06-11-2007, 06:11 PM
On This Day In 1963, Monk Burns Himself Alive In Protest




On this date in 1963, a Buddhist monk named Thich Quang Duc drove from the Linh-Mu Pagoda in Hue to Saigon, parked his car in a busy intersection, doused himself in gasoline and diesel fuel, and -- with a string of Buddhist mala (prayer beads) clutched in his hand-- calmly immolated himself. David Halberstam, then a reporter for the New York Times, recalled the event in 1965:

Flames were coming from a human being; his body was slowly withering and shriveling up, his head blackening and charring. In the air was the smell of burning flesh; human beings burn surprisingly quickly. Behind me I could hear the sobbing of the Vietnamese who were now gathering. I was too shocked to cry, too confused to take notes or ask questions, too bewildered to even think . . . . As he burned he never moved a muscle, never uttered a sound, his outward composure in sharp contrast to the wailing people around him.

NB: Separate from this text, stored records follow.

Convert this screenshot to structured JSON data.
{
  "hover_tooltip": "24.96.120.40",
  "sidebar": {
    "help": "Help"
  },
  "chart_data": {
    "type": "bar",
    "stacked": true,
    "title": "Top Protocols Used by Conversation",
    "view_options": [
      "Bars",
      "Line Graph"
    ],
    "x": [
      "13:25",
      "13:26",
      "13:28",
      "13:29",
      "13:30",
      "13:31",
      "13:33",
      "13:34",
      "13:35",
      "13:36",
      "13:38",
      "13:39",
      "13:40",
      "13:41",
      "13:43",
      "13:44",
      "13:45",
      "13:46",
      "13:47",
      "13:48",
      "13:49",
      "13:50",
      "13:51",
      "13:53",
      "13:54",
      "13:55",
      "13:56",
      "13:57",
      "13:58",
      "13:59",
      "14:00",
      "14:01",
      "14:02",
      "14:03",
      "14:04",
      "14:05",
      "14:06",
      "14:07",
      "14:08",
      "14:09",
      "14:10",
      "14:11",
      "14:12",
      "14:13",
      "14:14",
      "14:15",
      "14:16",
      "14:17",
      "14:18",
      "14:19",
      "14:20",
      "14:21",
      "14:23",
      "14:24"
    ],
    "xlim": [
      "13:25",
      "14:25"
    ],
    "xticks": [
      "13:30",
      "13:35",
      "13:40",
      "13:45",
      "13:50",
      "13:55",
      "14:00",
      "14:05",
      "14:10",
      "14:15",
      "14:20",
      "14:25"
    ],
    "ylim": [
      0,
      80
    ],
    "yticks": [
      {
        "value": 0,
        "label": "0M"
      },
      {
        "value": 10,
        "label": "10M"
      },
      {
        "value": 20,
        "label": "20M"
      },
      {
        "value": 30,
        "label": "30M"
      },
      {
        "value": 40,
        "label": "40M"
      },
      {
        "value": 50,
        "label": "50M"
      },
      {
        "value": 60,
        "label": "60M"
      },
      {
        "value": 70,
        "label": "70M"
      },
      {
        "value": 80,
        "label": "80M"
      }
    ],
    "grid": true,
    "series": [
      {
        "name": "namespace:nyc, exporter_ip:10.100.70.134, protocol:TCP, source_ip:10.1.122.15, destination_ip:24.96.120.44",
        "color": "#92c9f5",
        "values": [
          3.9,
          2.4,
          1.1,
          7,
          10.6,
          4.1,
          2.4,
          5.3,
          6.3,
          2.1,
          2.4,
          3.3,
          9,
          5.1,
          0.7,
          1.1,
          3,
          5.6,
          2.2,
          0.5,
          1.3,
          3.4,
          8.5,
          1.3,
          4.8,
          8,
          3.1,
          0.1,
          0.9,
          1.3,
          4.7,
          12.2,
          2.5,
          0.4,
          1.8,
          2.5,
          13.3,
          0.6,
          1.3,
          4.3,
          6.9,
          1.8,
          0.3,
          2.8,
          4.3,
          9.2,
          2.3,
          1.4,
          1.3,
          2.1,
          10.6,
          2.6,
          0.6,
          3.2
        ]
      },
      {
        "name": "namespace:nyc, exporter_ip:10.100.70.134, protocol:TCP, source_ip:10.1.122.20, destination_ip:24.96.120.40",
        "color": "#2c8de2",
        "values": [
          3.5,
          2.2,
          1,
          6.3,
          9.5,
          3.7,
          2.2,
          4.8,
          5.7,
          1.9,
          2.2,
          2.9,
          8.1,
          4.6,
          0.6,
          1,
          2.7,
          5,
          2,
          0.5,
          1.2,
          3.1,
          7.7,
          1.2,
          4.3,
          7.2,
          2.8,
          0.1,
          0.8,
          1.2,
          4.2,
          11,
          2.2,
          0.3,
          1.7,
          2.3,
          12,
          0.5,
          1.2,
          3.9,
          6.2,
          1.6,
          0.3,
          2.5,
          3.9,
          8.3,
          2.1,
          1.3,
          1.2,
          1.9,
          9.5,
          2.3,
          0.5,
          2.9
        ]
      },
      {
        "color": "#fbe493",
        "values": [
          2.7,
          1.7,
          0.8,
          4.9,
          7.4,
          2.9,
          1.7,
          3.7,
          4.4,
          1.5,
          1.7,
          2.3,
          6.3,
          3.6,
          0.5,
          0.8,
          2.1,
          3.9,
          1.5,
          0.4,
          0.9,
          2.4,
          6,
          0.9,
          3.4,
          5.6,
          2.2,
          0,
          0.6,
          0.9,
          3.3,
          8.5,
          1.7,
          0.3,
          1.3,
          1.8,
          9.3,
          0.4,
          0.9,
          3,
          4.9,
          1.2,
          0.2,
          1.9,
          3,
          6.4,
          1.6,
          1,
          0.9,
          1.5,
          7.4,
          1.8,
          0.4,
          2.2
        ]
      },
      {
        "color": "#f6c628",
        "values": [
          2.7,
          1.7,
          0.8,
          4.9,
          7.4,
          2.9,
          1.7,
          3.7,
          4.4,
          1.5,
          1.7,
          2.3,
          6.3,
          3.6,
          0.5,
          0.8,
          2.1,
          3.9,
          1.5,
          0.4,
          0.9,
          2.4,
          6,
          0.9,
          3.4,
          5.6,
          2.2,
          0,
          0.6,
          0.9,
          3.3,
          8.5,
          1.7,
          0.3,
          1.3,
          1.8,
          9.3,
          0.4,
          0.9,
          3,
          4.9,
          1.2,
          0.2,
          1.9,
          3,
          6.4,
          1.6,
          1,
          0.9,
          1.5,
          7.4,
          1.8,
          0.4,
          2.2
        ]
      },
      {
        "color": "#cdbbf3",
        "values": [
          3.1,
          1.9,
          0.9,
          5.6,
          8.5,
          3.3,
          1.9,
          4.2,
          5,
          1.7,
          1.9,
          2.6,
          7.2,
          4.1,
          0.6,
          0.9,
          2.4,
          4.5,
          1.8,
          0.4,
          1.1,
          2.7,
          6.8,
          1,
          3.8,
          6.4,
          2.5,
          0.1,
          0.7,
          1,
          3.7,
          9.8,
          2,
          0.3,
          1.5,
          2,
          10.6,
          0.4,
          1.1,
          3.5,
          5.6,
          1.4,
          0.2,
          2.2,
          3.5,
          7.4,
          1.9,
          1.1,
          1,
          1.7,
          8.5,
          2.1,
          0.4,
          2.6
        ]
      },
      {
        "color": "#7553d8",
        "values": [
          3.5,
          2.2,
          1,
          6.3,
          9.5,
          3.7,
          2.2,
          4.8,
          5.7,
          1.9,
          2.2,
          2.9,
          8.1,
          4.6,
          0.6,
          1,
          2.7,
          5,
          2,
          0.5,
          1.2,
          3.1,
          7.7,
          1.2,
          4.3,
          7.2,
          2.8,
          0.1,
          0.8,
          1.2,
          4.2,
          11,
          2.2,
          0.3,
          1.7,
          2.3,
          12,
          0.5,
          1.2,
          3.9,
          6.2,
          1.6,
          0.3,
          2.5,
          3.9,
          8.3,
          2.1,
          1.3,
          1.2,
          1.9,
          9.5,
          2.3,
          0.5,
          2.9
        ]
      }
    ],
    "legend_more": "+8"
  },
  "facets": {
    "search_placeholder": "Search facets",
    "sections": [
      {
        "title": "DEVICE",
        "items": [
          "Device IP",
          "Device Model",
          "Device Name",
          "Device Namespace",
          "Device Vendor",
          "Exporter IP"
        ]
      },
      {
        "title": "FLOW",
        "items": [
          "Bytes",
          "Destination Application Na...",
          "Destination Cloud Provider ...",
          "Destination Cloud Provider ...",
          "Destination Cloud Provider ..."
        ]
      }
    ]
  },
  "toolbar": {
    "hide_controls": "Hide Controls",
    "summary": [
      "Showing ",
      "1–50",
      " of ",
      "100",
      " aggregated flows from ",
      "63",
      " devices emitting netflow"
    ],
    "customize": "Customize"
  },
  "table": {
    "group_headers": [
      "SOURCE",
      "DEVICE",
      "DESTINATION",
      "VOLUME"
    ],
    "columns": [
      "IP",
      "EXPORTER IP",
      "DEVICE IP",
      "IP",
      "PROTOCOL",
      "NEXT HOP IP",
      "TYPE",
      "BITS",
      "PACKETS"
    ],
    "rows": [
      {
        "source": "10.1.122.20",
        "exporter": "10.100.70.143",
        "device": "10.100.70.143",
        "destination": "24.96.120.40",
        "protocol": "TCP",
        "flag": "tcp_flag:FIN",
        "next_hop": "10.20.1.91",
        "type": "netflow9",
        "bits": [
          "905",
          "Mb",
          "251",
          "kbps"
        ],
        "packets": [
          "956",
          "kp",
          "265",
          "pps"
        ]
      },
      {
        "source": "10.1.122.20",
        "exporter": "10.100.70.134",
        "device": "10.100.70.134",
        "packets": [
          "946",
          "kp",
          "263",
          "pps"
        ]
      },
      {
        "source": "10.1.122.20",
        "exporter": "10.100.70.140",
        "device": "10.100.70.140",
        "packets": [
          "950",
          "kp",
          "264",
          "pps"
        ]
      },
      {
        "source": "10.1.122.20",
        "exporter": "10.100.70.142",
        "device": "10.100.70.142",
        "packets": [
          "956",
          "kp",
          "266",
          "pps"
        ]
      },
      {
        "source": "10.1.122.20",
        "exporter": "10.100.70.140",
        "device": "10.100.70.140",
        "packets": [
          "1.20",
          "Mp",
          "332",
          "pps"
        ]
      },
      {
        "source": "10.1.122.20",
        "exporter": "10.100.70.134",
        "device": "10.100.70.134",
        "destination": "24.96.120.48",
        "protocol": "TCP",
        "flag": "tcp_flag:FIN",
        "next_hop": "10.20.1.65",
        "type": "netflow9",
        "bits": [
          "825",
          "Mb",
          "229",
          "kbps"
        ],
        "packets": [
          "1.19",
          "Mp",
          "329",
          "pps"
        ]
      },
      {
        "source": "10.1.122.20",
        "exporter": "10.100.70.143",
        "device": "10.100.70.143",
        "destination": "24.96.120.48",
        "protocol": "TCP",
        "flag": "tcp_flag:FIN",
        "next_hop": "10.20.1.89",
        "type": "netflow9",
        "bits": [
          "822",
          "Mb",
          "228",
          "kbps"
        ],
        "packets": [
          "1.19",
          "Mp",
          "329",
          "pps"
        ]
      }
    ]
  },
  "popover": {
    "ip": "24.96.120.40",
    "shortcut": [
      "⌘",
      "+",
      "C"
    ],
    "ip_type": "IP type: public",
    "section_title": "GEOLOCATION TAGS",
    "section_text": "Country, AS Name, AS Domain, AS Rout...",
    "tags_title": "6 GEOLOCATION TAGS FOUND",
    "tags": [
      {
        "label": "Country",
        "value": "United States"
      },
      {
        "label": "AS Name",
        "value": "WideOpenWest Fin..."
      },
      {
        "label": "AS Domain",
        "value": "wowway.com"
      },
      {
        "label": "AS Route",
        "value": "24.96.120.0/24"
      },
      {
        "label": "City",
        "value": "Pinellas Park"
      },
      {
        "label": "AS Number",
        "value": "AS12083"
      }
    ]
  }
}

His act -- captured most famously by Associated Press photographer Malcolm Browne -- stunned the world and hastened the demise of Ngo Dinh Diem, the corrupt South Vietnamese president who was then engaged in a nationwide crackdown against Buddhists and political dissidents. In a letter written just before his death, Thich Quang Duc explained that his sacrifice was intended as a call for Diem “to be kind and tolerant toward his people and [to] enforce a policy of religious toleration.”

Diem’s regime was somewhat less than sympathetic to these pleas. Madame Ng Dinh Nhu -- Diem’s sister-in-law and the “First Lady of South Vietnam” -- dismissed the act as irrelevant and ineffectual. “They only thing they have done,” she observed with a wave of her hand, “they have barbecued one of their monks.” She added that Duc’s death was not even “self-sufficient” because he had to use “imported gasoline.” Madame Nhu was also quoted as urging the monks to continue their protests. “Let them burn,” she said, “and we shall clap our hands.” Less than four months later, Ngo Dinh Diem and Ngo Dinh Nhu were killed in a coup, and Madame Nhu -- the “Dragon Lady” -- was driven into exile.

Later that day, in the country that supported Diem’s brutal dictatorship and would soon initiate war against the Vietnamese, Alabama Governor George Wallace momentarily blocked federal officials from escorting Vivian Malone and James Hood into Foster Auditorium, where they were to register for classes at the state’s flagship university. After reading a speech denouncing federal intrusion into the rights of racist whites, Wallace stepped aside and allowed the desegregation of the University of Alabama to proceed. Wallace did not light himself on fire, though part of him must have wanted to burn something -- a cross, perhaps, if nothing else.